VLSR - Calculating Bandwidth Requirements for vSphere Replication

Products

VMware Live Recovery VMware vSphere ESXi

Issue/Introduction

Storage and network bandwidth requirements can increase when using vSphere Replication. Besides the network transfers of replicated data from the primary site to the vSphere Replication server, and the transfers from the vSphere Replication server to the ESXi host, the host writes the data to storage once and then, due to the use of redo log snapshots, reads the data back and rewrites it to storage.

The amount of network bandwidth that vSphere Replication requires to replicate virtual machines efficiently depends on several factors in your environment.

Network-based storage
Size of dataset
Data change rate
Recovery point objective (RPO)
Link speed

Network-Based Storage

Network bandwidth requirements increase if all storage is network-based, because data operations between the host and the storage also use the network. Each piece of replicated data travels over the network several times.

Between the host running the replicated virtual machine and the vSphere Replication server.
Between the vSphere Replication server and a host with access to the replication target datastore.
Between the host and storage.
When redo logs have to be collapsed, between storage and the host (twice).

You should be aware of these levels of traffic when planning your deployment, and if necessary acquire more networking hardware and resources to support your workload.

Network-based storage is primarily a concern when you are replicating virtual machines within a single vCenter Server instance that shares the network for all the items listed above. When you have two sites with a vCenter Server instance on each site, the main bottleneck is the link speed between the two sites. The rest of the load that occurs in the second vCenter Server instance is not as important as it is with a single vCenter Server instance.

Size of Dataset

Usually, vSphere Replication does not protect every virtual machine in your environment. Similarly, vSphere Replication does not necessarily protect every VMDK file in the protected virtual machines. To evaluate the size of the dataset that vSphere Replication protects, you must look at the datastores and calculate the percentage of the total storage that you use for virtual machines that you protect with vSphere Replication. You must then calculate the number of VMDKs within that subset that you have configured for replication.
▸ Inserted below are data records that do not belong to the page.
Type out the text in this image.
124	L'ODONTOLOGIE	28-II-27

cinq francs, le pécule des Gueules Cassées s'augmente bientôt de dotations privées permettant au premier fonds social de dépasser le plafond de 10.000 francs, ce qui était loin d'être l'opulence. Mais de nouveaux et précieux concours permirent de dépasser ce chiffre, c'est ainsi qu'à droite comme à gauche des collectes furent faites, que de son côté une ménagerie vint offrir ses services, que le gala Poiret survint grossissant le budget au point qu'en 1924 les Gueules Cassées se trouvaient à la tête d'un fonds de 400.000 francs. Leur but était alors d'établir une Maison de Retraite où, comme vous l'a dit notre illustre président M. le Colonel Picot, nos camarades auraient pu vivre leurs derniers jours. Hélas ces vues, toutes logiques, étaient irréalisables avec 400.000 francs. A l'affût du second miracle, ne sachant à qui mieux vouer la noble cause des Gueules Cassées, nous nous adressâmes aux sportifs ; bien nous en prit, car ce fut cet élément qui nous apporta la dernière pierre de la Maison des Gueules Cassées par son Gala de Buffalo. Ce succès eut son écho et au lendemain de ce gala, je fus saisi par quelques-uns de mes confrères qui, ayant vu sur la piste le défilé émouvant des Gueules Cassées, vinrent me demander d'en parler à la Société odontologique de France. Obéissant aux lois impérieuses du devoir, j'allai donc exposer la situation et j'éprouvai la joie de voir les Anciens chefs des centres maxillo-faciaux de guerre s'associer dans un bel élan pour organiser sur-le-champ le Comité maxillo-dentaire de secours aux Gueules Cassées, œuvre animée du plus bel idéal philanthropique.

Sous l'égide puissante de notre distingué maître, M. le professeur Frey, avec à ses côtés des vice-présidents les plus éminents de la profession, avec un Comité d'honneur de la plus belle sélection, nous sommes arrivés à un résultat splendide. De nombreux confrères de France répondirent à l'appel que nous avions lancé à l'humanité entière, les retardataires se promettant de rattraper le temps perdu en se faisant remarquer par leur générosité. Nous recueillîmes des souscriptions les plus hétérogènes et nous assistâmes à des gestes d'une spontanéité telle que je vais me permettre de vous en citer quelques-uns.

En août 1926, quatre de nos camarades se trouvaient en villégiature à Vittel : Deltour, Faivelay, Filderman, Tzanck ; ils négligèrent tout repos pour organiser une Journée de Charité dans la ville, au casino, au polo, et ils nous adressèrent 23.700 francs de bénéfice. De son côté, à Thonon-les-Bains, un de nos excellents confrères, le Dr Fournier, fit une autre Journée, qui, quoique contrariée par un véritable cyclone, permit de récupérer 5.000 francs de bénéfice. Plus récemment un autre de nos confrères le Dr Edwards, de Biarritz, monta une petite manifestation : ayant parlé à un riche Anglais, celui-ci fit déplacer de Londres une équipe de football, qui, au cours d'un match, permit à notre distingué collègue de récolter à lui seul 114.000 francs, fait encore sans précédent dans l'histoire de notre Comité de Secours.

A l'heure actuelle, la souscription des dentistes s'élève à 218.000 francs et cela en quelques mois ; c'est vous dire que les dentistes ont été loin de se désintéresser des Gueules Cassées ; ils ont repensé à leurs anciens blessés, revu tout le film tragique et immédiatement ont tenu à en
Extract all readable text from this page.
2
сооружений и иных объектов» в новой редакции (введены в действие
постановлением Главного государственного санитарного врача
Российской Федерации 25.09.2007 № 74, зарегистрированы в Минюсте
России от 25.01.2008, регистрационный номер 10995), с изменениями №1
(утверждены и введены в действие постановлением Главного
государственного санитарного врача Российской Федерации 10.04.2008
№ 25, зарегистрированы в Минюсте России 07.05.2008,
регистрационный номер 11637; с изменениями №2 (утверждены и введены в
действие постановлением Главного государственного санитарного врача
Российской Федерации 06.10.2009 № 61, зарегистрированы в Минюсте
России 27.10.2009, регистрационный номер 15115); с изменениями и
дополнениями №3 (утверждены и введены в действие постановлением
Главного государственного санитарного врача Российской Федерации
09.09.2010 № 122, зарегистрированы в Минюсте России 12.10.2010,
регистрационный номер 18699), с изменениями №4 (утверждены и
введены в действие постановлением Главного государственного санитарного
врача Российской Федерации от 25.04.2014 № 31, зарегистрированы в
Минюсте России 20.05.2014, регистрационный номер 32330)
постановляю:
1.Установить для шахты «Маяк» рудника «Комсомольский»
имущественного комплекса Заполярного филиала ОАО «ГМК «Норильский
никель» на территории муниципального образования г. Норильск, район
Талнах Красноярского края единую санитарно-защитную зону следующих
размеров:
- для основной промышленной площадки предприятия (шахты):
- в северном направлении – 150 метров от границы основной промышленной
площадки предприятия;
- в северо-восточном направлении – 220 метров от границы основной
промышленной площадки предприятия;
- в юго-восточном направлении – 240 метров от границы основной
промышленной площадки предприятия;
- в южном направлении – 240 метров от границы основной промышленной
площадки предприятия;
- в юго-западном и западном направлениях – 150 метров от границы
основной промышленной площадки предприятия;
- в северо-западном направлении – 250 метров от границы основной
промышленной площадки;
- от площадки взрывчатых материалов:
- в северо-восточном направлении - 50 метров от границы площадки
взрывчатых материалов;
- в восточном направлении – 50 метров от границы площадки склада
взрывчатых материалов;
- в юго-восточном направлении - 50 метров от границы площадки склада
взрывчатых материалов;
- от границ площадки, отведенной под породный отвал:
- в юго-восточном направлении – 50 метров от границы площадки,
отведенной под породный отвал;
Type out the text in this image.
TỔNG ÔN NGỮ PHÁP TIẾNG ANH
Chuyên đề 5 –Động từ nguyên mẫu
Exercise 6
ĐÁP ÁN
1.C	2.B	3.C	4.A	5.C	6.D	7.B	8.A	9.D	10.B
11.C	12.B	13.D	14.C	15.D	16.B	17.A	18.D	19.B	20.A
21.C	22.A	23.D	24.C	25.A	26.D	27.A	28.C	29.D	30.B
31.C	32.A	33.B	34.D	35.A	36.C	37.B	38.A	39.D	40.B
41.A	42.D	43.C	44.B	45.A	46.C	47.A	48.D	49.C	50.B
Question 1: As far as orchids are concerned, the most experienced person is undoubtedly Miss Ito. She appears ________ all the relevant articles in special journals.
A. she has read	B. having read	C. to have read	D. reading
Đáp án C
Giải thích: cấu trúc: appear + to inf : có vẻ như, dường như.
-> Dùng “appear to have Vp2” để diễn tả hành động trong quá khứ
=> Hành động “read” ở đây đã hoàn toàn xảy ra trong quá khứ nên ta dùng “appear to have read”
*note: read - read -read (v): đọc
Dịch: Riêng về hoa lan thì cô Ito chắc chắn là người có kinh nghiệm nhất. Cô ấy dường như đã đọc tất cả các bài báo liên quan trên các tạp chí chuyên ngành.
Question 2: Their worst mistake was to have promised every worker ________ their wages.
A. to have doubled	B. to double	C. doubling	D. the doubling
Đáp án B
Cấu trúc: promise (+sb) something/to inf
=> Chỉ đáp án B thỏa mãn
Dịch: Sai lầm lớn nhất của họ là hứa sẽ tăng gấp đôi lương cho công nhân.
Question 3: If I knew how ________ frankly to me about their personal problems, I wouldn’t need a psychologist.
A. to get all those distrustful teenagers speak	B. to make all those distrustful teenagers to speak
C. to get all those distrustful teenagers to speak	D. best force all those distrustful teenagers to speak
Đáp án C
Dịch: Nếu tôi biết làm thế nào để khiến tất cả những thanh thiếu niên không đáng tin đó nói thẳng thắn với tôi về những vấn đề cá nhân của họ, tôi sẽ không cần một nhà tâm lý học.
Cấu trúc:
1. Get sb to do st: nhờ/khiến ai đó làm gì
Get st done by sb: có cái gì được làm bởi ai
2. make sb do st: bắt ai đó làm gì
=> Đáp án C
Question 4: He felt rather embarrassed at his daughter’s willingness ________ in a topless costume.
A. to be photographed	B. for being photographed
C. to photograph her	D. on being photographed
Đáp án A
For example, suppose you have 2TB of virtual machines on the datastores and you use vSphere Replication to protect half of these virtual machines. You might only protect a subset of the VMDKs, but this example assumes that all the VMDKs are protected. So, the maximum amount of data for replication is 1TB.

Data Change Rate

The data change rate, or churn, is the key to all calculations with vSphere Replication. vSphere Replication does not replicate every block of the protected dataset. The data change rate is very tightly coupled with the recovery point objective (RPO). To estimate the size of the data transfer for each replication, you must evaluate how many blocks change in a given RPO for a virtual machine. This is not always easy to estimate, so try to estimate overall averages. For example, you can estimate that you have a daily data change rate of 10% of the dataset that vSphere Replication protects. If the protected dataset is 1TB and the data change rate is 10% per day, the set of blocks to transfer each day equals approximately 100GB.

However, not all of the100GB necessarily needs to be transferred. vSphere Replication transfers blocks based on the RPO schedule. If you set an RPO of 1 hour, vSphere Replication transfers any block that has changed in that hour in order to meet that RPO. This does not mean that vSphere Replication transfers a block every time that it changes. If a given block changes 100 times within an hour, vSphere Replication does not transfer it 100 times. vSphere Replication only transfers the block once, in its current state at the moment that vSphere Replication creates the bundle of blocks for transfer. vSphere Replication only registers that the block has changed within the RPO period, not how many times it changed. The average daily data change rate therefore provides a high watermark rather than a realistic estimation of how much data vSphere Replication transfers, or how often the transfers occur.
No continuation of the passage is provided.